UNDERGROUND VOICES: POETRY
A.J. DIAZ

After the Affair

I have only your scent,
Slippery as the pieces of us
Left in a room at the Belle Claire,
Against a window, in the shower,
In the unmade bed. And

Your eyes, those terrible bloodshot
Eyes—I would like to remember them
Differently. Not like creatures
Held captive, waiting—always waiting
For death, watching death in dreams,

Death by firing squad—phantoms come
To claim newly discovered prey.
Your mouth, a sea-black womb
Birthing silent screams,
Stuck in your throat like hooks.

In the mirror I am
A replica of you, eyes set ablaze
With fever, sniffing row after row
Of scutter like a fiend, asking
The burn to feed my sickness.

Our love has corroded, it
Will obliterate me, flooding
Lungs like smoke, like night death,
And it is not the death I fear, or the dying,
But the possibility of being killed.


Mask

After endless nights, no sleep.
A station, a realm of tireless travelers,
Stink of nomads, empty beer cans,
Worse than day-old urine.
Half-sleep on park benches,
Some strange stairwell.
               The swift grip of a hand held, then released.
               A soft kiss on the steps of a building,
               Any building.
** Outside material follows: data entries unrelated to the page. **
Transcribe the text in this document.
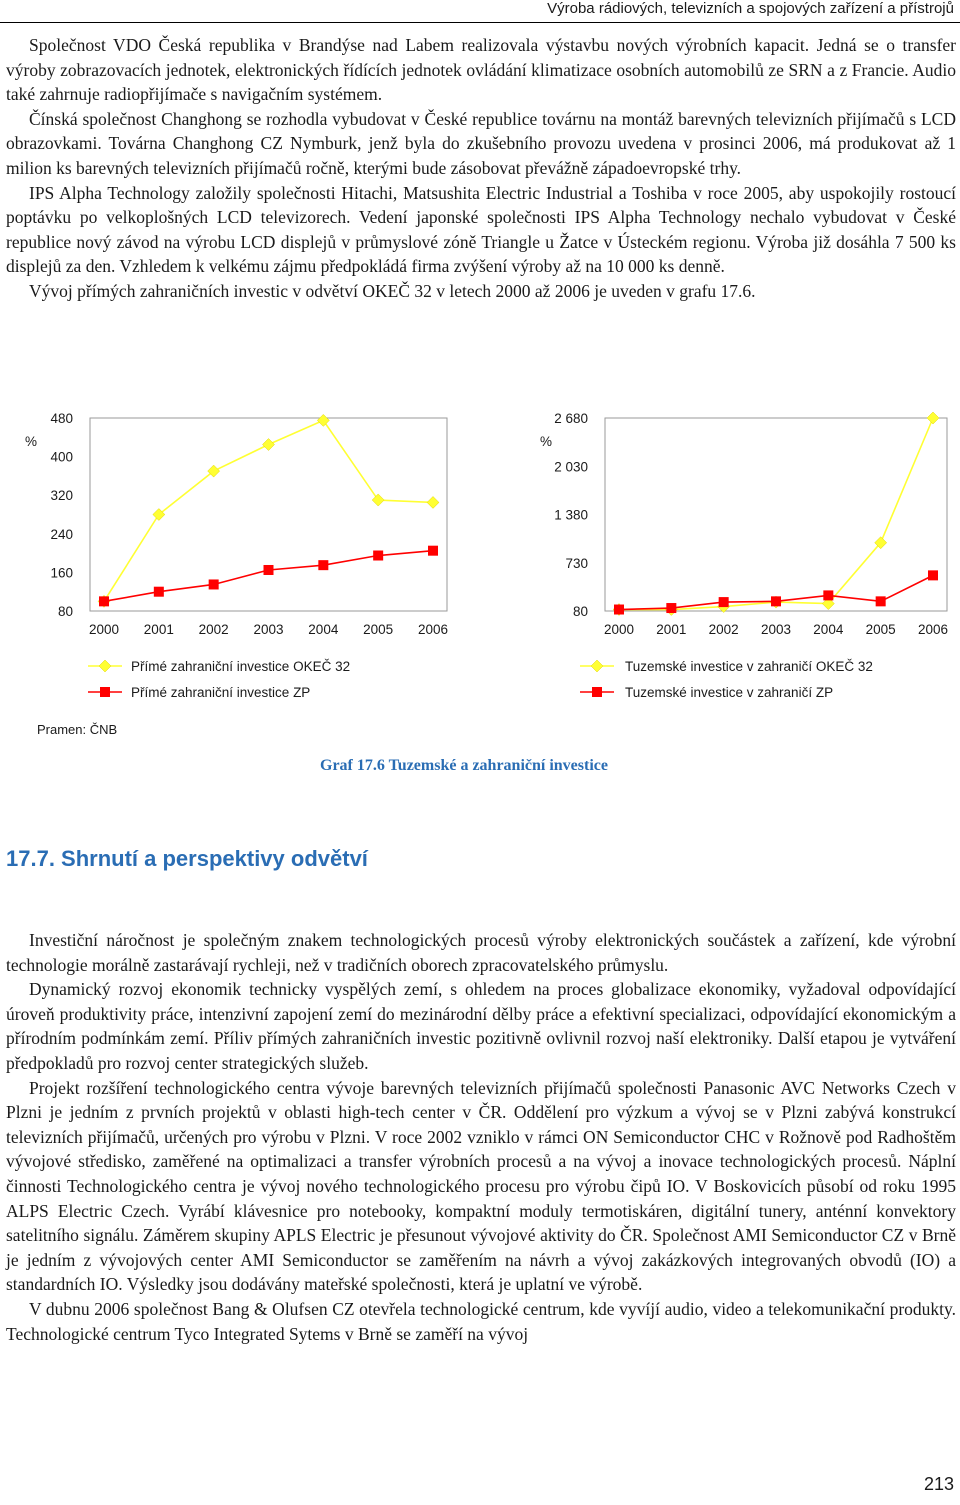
Výroba rádiových, televizních a spojových zařízení a přístrojů

Společnost VDO Česká republika v Brandýse nad Labem realizovala výstavbu nových výrobních kapacit. Jedná se o transfer výroby zobrazovacích jednotek, elektronických řídících jednotek ovládání klimatizace osobních automobilů ze SRN a z Francie. Audio také zahrnuje radiopřijímače s navigačním systémem.

Čínská společnost Changhong se rozhodla vybudovat v České republice továrnu na montáž barevných televizních přijímačů s LCD obrazovkami. Továrna Changhong CZ Nymburk, jenž byla do zkušebního provozu uvedena v prosinci 2006, má produkovat až 1 milion ks barevných televizních přijímačů ročně, kterými bude zásobovat převážně západoevropské trhy.

IPS Alpha Technology založily společnosti Hitachi, Matsushita Electric Industrial a Toshiba v roce 2005, aby uspokojily rostoucí poptávku po velkoplošných LCD televizorech. Vedení japonské společnosti IPS Alpha Technology nechalo vybudovat v České republice nový závod na výrobu LCD displejů v průmyslové zóně Triangle u Žatce v Ústeckém regionu. Výroba již dosáhla 7 500 ks displejů za den. Vzhledem k velkému zájmu předpokládá firma zvýšení výroby až na 10 000 ks denně.

Vývoj přímých zahraničních investic v odvětví OKEČ 32 v letech 2000 až 2006 je uveden v grafu 17.6.

80
160
240
320
400
480
%
2000 2001 2002 2003 2004 2005 2006
Přímé zahraniční investice OKEČ 32
Přímé zahraniční investice ZP
80
730
1 380
2 030
2 680
%
2000 2001 2002 2003 2004 2005 2006
Tuzemské investice v zahraničí OKEČ 32
Tuzemské investice v zahraničí ZP
Pramen: ČNB
Graf 17.6 Tuzemské a zahraniční investice
17.7. Shrnutí a perspektivy odvětví

Investiční náročnost je společným znakem technologických procesů výroby elektronických součástek a zařízení, kde výrobní technologie morálně zastarávají rychleji, než v tradičních oborech zpracovatelského průmyslu.

Dynamický rozvoj ekonomik technicky vyspělých zemí, s ohledem na proces globalizace ekonomiky, vyžadoval odpovídající úroveň produktivity práce, intenzivní zapojení zemí do mezinárodní dělby práce a efektivní specializaci, odpovídající ekonomickým a přírodním podmínkám zemí. Příliv přímých zahraničních investic pozitivně ovlivnil rozvoj naší elektroniky. Další etapou je vytváření předpokladů pro rozvoj center strategických služeb.

Projekt rozšíření technologického centra vývoje barevných televizních přijímačů společnosti Panasonic AVC Networks Czech v Plzni je jedním z prvních projektů v oblasti high-tech center v ČR. Oddělení pro výzkum a vývoj se v Plzni zabývá konstrukcí televizních přijímačů, určených pro výrobu v Plzni. V roce 2002 vzniklo v rámci ON Semiconductor CHC v Rožnově pod Radhoštěm vývojové středisko, zaměřené na optimalizaci a transfer výrobních procesů a na vývoj a inovace technologických procesů. Náplní činnosti Technologického centra je vývoj nového technologického procesu pro výrobu čipů IO. V Boskovicích působí od roku 1995 ALPS Electric Czech. Vyrábí klávesnice pro notebooky, kompaktní moduly termotiskáren, digitální tunery, anténní konvektory satelitního signálu. Záměrem skupiny APLS Electric je přesunout vývojové aktivity do ČR. Společnost AMI Semiconductor CZ v Brně je jedním z vývojových center AMI Semiconductor se zaměřením na návrh a vývoj zakázkových integrovaných obvodů (IO) a standardních IO. Výsledky jsou dodávány mateřské společnosti, která je uplatní ve výrobě.

V dubnu 2006 společnost Bang & Olufsen CZ otevřela technologické centrum, kde vyvíjí audio, video a telekomunikační produkty. Technologické centrum Tyco Integrated Sytems v Brně se zaměří na vývoj

213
Every building.
               The words uttered, unexpected—
               (I wear my bravery like a mask.)
I’m the bravest girl he ever met.
He makes me brave, I tell him.
Something I’m not sure I believe.

When I think I can fool him
As he watches me dance with lackluster friends, does not dance with me,
A reluctant participant,
He says, How can you live like this?
               —such posing; all alone.

A shameless girl needs her secrets, needs her mask to
Wear like a coat in a morning freeze.

She never mentions what he missed, never bares
The masked portions of her face—
The anger, self destruction, that of a fatherless girl,
The loneliness that comes with being the girlfriend of a thug whose
               face you don’t remember
Anymore,
Getting fucked on an uncovered mattress, or
In the back of his friend’s Chevy, drops of sweat like grenades,
Breath stale, voice like dry dirt, always asking,
“You like that?” but never expecting an answer.
She offers only a roll of the eyes, a lie, and
She’s reduced to a cum stain his friend will not discover on his back seat until the
next
Morning.

In dreams, I’m that girl again
               —so free; so all alone.